Keen described it as giving a “small business the capabilities of a big business”. “So now we can actually deal with these big terabytes of information effectively which was really, really tough before,” he said.RedBalloon is aiming to increase the personalisation and context-sensitivity of its online services, Keen said. “An example of personalisation would be you on your mobile phone – we now link that up with your desktop experience [and] we now know who you are.

“The context side of it would be, well, if you’re on your mobile phone and we know it’s the day of your ‘experience’, you’re probably not shopping – you’re probably trying to find the number of the supplier or where the actual experience is. So we’re actually trying to be more intelligent and much more useful to you.”

Using Redshift is a natural fit for the company, which shifted all of its infrastructure to Amazon’s cloud about a year ago. Previously, the company ran on about 17 servers managed by a third party.

“The reason we moved [to the cloud] was … we wanted more control – we wanted control of the servers from the operating system upwards – we wanted more redundancy, because we suffered some pretty heavy downtime, and we needed a way to be able to have more fault tolerance in the system,” Keen said.

Having elastic computing resources also made sense for the company, Keen said, which, like most online retailers, has frequent spikes and ebbs in Web traffic and transaction volume.

“So we could go from making a million dollars in a day on Christmas Eve to making tens of thousands the next day on Boxing Day,” the IT manager said.

Cloud “allows us to scale up very quickly and then be able to go back down to a normal environment without any human assistance… so we don’t have to have any sysadmins having sleepless nights.”

Prior to the AWS shift, RedBalloon prepared for peak loads by using a lot of caching and having a couple of extra servers on standby. “We didn’t have true elasticity like you have in the cloud but you try to provision it, and that’s kind of hard with some traditional managed servers where you have to buy servers for two to three years,” Keen said.

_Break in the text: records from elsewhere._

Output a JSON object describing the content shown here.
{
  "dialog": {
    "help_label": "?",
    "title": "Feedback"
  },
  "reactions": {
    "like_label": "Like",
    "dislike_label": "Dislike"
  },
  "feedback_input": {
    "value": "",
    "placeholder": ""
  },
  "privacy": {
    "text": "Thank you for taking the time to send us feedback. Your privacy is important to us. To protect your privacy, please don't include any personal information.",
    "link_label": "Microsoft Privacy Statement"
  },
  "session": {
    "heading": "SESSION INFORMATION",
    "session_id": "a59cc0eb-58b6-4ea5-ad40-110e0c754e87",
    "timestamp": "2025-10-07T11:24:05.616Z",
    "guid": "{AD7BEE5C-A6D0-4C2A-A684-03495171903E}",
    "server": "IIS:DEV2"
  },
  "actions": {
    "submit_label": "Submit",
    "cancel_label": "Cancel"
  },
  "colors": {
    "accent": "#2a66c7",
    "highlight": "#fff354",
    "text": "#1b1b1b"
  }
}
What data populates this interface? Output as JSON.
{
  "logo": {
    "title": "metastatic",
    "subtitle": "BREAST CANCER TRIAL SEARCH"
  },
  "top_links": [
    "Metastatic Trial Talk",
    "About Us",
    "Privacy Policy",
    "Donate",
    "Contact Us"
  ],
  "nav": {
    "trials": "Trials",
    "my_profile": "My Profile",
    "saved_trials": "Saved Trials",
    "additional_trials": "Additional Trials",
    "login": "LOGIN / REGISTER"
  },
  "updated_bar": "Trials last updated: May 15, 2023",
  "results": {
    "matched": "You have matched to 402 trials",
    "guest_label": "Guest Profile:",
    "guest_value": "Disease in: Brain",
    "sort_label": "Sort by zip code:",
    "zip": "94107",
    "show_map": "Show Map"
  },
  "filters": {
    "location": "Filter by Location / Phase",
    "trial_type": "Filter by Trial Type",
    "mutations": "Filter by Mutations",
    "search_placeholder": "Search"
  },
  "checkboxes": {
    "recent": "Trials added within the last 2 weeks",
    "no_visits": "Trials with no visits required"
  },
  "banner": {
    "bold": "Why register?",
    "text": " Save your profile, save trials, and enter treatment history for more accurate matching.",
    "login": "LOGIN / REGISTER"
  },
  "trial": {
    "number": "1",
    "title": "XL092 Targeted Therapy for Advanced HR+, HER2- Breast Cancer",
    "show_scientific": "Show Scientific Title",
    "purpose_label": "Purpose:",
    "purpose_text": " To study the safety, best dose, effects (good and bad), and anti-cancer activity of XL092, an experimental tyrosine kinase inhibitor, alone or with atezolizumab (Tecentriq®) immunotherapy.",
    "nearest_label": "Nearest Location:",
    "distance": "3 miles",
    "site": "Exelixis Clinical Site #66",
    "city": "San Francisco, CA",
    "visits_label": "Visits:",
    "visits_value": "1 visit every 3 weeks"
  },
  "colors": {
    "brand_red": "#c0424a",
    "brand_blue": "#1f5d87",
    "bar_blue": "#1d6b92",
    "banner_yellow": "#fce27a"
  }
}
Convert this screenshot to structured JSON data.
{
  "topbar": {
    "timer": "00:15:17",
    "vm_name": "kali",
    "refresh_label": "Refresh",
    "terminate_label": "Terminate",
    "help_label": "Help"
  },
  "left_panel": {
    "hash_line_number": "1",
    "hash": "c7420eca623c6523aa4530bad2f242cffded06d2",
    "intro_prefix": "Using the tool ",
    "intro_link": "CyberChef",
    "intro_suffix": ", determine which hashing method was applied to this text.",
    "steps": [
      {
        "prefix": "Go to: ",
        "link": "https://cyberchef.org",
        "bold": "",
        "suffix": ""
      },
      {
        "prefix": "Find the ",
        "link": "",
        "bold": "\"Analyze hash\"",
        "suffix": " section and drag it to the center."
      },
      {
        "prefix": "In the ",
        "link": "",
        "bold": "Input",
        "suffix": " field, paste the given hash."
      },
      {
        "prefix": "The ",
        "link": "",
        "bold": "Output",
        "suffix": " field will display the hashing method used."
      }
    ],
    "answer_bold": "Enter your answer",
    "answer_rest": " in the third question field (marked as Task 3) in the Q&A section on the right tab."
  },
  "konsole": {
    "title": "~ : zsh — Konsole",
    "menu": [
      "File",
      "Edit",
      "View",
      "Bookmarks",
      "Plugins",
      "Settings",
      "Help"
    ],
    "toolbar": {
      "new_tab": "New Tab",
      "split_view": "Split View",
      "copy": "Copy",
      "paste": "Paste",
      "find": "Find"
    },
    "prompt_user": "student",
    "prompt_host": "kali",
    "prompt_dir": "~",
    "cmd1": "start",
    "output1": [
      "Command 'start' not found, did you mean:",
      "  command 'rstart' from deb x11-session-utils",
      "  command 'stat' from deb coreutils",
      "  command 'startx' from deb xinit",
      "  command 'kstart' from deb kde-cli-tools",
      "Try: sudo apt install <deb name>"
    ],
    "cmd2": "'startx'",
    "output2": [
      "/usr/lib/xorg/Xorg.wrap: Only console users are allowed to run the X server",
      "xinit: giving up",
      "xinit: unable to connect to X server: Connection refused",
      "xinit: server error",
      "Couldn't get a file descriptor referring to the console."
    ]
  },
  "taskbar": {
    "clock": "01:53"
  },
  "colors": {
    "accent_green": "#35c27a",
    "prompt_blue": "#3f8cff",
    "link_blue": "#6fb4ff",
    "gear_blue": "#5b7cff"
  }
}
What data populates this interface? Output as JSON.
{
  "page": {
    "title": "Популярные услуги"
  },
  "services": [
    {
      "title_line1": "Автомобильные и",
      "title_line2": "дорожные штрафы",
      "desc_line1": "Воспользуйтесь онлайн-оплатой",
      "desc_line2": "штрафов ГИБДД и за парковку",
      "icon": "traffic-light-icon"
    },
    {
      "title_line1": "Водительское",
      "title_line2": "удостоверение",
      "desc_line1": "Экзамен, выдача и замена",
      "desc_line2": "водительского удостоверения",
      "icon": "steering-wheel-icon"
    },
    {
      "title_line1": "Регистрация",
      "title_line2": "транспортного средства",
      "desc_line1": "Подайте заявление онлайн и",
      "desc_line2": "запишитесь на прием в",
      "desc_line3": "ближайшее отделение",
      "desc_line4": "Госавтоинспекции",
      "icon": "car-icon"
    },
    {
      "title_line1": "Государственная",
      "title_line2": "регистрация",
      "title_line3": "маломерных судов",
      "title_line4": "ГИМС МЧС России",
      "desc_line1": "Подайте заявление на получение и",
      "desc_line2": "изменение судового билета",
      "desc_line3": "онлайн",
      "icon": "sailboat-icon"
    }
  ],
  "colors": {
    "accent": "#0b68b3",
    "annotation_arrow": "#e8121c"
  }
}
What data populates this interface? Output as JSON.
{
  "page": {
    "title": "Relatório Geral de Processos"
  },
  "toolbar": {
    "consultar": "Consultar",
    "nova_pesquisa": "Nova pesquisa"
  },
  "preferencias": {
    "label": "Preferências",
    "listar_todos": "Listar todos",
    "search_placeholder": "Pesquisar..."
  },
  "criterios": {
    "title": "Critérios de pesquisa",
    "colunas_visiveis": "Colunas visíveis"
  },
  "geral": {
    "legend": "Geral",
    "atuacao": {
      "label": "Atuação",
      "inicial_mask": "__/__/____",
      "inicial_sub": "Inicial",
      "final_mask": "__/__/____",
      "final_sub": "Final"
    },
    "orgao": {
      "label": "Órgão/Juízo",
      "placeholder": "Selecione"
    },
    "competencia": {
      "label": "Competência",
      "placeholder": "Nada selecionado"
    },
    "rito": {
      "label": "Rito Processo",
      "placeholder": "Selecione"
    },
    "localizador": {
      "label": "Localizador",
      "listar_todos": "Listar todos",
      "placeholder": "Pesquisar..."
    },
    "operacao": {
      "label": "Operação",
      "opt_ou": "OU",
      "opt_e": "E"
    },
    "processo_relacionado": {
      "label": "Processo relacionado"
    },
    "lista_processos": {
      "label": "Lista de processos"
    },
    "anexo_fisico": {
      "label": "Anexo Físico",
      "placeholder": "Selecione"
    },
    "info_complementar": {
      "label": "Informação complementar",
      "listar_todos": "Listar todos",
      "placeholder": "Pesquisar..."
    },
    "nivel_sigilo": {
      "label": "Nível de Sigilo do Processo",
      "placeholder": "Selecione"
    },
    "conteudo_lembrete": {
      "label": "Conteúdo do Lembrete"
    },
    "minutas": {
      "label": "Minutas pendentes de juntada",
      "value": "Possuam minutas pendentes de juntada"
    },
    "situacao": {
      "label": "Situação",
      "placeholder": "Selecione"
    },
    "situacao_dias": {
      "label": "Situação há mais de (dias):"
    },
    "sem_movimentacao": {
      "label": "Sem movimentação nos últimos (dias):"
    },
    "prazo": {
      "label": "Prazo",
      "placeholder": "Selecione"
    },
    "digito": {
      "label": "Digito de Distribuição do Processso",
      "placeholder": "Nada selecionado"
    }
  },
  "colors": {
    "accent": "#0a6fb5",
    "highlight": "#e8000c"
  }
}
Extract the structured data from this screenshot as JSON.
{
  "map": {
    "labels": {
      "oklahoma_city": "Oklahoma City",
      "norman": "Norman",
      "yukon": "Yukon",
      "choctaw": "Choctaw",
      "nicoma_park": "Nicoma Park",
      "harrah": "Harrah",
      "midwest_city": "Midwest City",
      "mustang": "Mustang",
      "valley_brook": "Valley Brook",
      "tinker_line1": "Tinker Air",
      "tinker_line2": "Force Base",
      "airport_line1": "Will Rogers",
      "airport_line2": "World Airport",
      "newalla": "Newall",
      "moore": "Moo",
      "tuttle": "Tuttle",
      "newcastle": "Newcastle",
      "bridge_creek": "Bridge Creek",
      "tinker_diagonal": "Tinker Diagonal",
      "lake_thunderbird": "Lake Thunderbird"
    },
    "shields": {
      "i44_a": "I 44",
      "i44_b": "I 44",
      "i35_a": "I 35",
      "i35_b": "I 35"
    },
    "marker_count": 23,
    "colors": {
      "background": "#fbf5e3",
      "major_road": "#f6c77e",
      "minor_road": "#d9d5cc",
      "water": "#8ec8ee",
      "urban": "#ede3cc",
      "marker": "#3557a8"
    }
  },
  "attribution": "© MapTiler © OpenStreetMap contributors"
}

The company went with Amazon’s cloud, although RedBalloon also shortlisted Telstra and Rackspace from a group of some 10 managed services and cloud vendors.

“All three of those were fairly aligned, so we had three criteria we used: local support, cost and technical competency. Amazon were … probably a year ahead of everyone else in the technology space, pricing – Amazon was cheapest and we actually found the local support in Amazon has been exemplary.”

Before the shift, RedBalloon was concerned about latency, especially as Amazon was yet to open a Sydney data centre. “We have run services from the US and they’re slow and you can’t get around that,” Keen said. However, Amazon ‘hinted’ that the company would be opening a CDN node in Australia, which the company unveiled in June last year.

Now that AWS’s Sydney Region has launched, RedBalloon is migrating its infrastructure to the local data centres. However, the company will maintain some services in an overseas region. “The day that we did a million dollars on Christmas Eve was also the day Amazon went down in North Virginia,” Keen said.

“I always thought a Region going down was so improbable, I just wasn’t going to worry about it. But … now I’ve had that sort of warning shot, that actually Regions can go down and if they go down, they’re going to go down for a number of hours. So I need to architect around that that and with the cloud you can do that very cost effectively, because you generally pay for what you use.

“We’re going to have a couple of servers sitting in a different Region and and they’ll just be synchronised. We’ll also have all the server images copied across and then if the [Sydney] Region goes down, we can just spin up a new region, make a couple of configuration changes and within about 15 minutes we should be up and running again.”